Hurly-Burly 4【完】

その後の買い物では永瀬家の兄妹弟が師匠と兄ちゃん

がヘタ扱かないか見張るような感じだったのは言うまでもない。

とくに真君がフォローしてたような気がする。

師匠が風で飛ばされそうになった時の兄ちゃんの

必死さは恐るべき身体能力で分かった。

ショッピングモールの3階から1階に飛び移ったのだ。

4人でその光景に顔面蒼白してたら兄ちゃんが、

エスカレーターをドタドタ上がってきてにんまり笑うから

ドン引きしそうになった。

この人が事故にあったのに捻挫だけで済んだのは、

体の丈夫さにあるのではないかと改めて思い知った。

さすが、ジャングルの中で生きてた男!

「透真さんのこと甘く見てたわ。」

「さーちゃん、俺もだよ。」

「・・・・・(すご過ぎる)」

「ひーちゃん、師匠枝に引っかかってた。
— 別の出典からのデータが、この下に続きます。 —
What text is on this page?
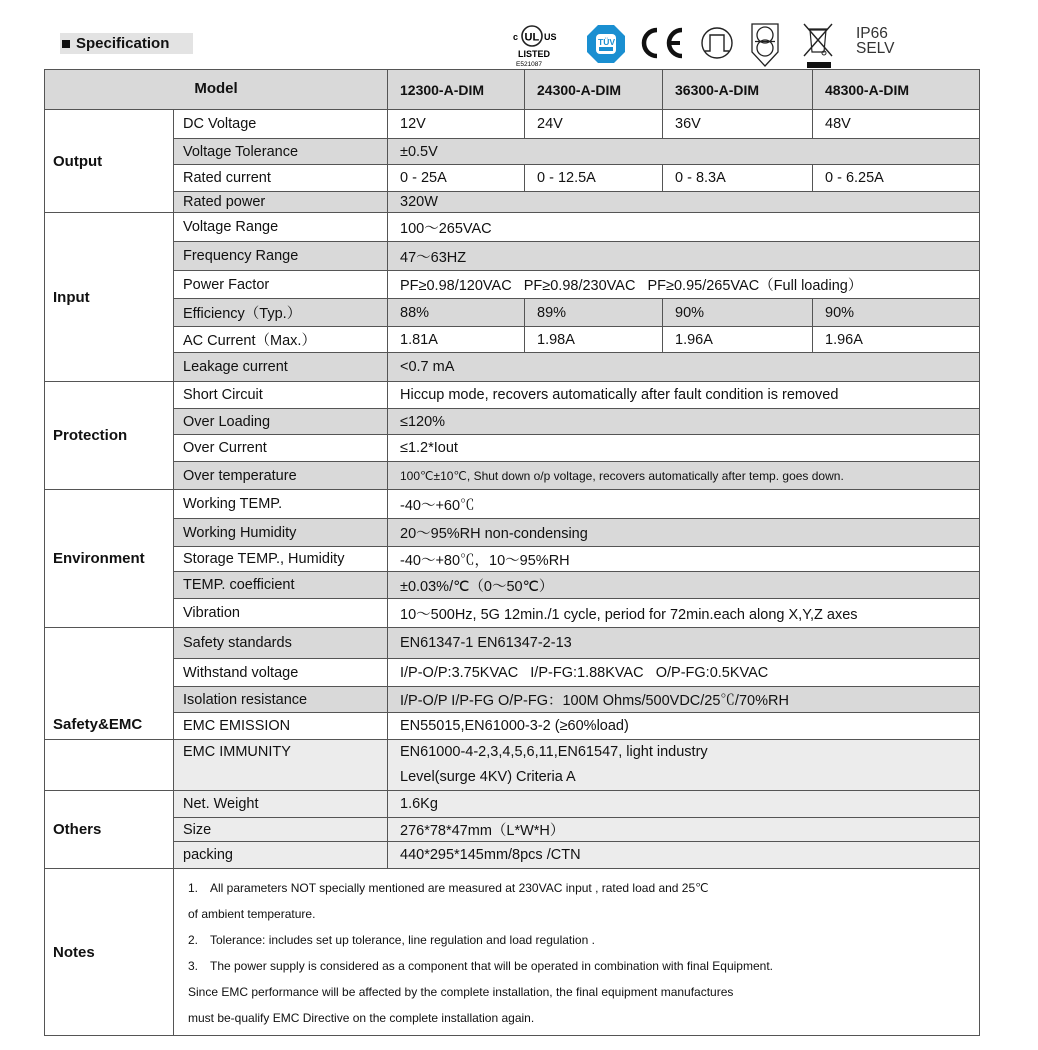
Specification	c UL US
LISTED
E521087
TÜV	IP66
SELV
Model		12300-A-DIM	24300-A-DIM	36300-A-DIM	48300-A-DIM
Output	DC Voltage	12V	24V	36V	48V
	Voltage Tolerance	±0.5V			
	Rated current	0 - 25A	0 - 12.5A	0 - 8.3A	0 - 6.25A
	Rated power	320W			
Input	Voltage Range	100～265VAC			
	Frequency Range	47～63HZ			
	Power Factor	PF≥0.98/120VAC   PF≥0.98/230VAC   PF≥0.95/265VAC（Full loading）			
	Efficiency（Typ.）	88%	89%	90%	90%
	AC Current（Max.）	1.81A	1.98A	1.96A	1.96A
	Leakage current	<0.7 mA			
Protection	Short Circuit	Hiccup mode, recovers automatically after fault condition is removed			
	Over Loading	≤120%			
	Over Current	≤1.2*Iout			
	Over temperature	100℃±10℃, Shut down o/p voltage, recovers automatically after temp. goes down.			
Environment	Working TEMP.	-40～+60℃			
	Working Humidity	20～95%RH non-condensing			
	Storage TEMP., Humidity	-40～+80℃，10～95%RH			
	TEMP. coefficient	±0.03%/℃（0～50℃）			
	Vibration	10～500Hz, 5G 12min./1 cycle, period for 72min.each along X,Y,Z axes			
Safety&EMC	Safety standards	EN61347-1 EN61347-2-13			
	Withstand voltage	I/P-O/P:3.75KVAC   I/P-FG:1.88KVAC   O/P-FG:0.5KVAC			
	Isolation resistance	I/P-O/P I/P-FG O/P-FG：100M Ohms/500VDC/25℃/70%RH			
	EMC EMISSION	EN55015,EN61000-3-2 (≥60%load)			
	EMC IMMUNITY	EN61000-4-2,3,4,5,6,11,EN61547, light industry
Level(surge 4KV) Criteria A			

Others	Net. Weight	1.6Kg			
	Size	276*78*47mm（L*W*H）			
	packing	440*295*145mm/8pcs /CTN			
Notes	
1. All parameters NOT specially mentioned are measured at 230VAC input , rated load and 25℃
of ambient temperature.
2. Tolerance: includes set up tolerance, line regulation and load regulation .
3. The power supply is considered as a component that will be operated in combination with final Equipment.
Since EMC performance will be affected by the complete installation, the final equipment manufactures
must be-qualify EMC Directive on the complete installation again.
」

「あー、うん、そうかいね。」

我が兄ながら恐ろしく危険人物だ。

取り扱い要注意人物として認定されるのも

時間の問題でそんな兄の妹は苦労の連続である。

ケラケラ笑ってる姿は容姿の美しさに拍車を

かけたのか通行するところで女性が目をハート

してバタバタ倒れて行くのだった。

「さーちゃん、さーちゃん、ひーちゃん、ひーちゃん~

修ちゃん、修ちゃん可愛いな~」

とんでもなく恥ずかしい兄である。

「すまない、兄ちゃんの奇行を止められなかった責任

はこのあたしにある!」

「日和ちゃん、誰も止められないから気にすることないよ。」

真君、ナイスフォローですぞ。

永瀬家の家族が心広くて本当に良かった。

この5人と1羽の買い物は愉快でとても

楽しくて、出来ればまたの機会でも実現

出来るといいなと思った。

その日は、ケーキの仕込みをしてスポンジ

ケーキを大量に焼き、明日に備えることにした。

夕飯にビーフシシューを食べながら、明日の予定を

確認していた。

兄ちゃんも、明日は菜南子先生とデートしてくるらしい。

そんなことが出来るのか心配したが、菜南子先生も

器の大きさは真君ほどだから大丈夫だろう。

あんまり、変な行動取らないで貰いたいものだ。

ジョセフィーヌも永瀬家で過ごすから明日は

気にせず遊んでこれるみたいで何よりだった。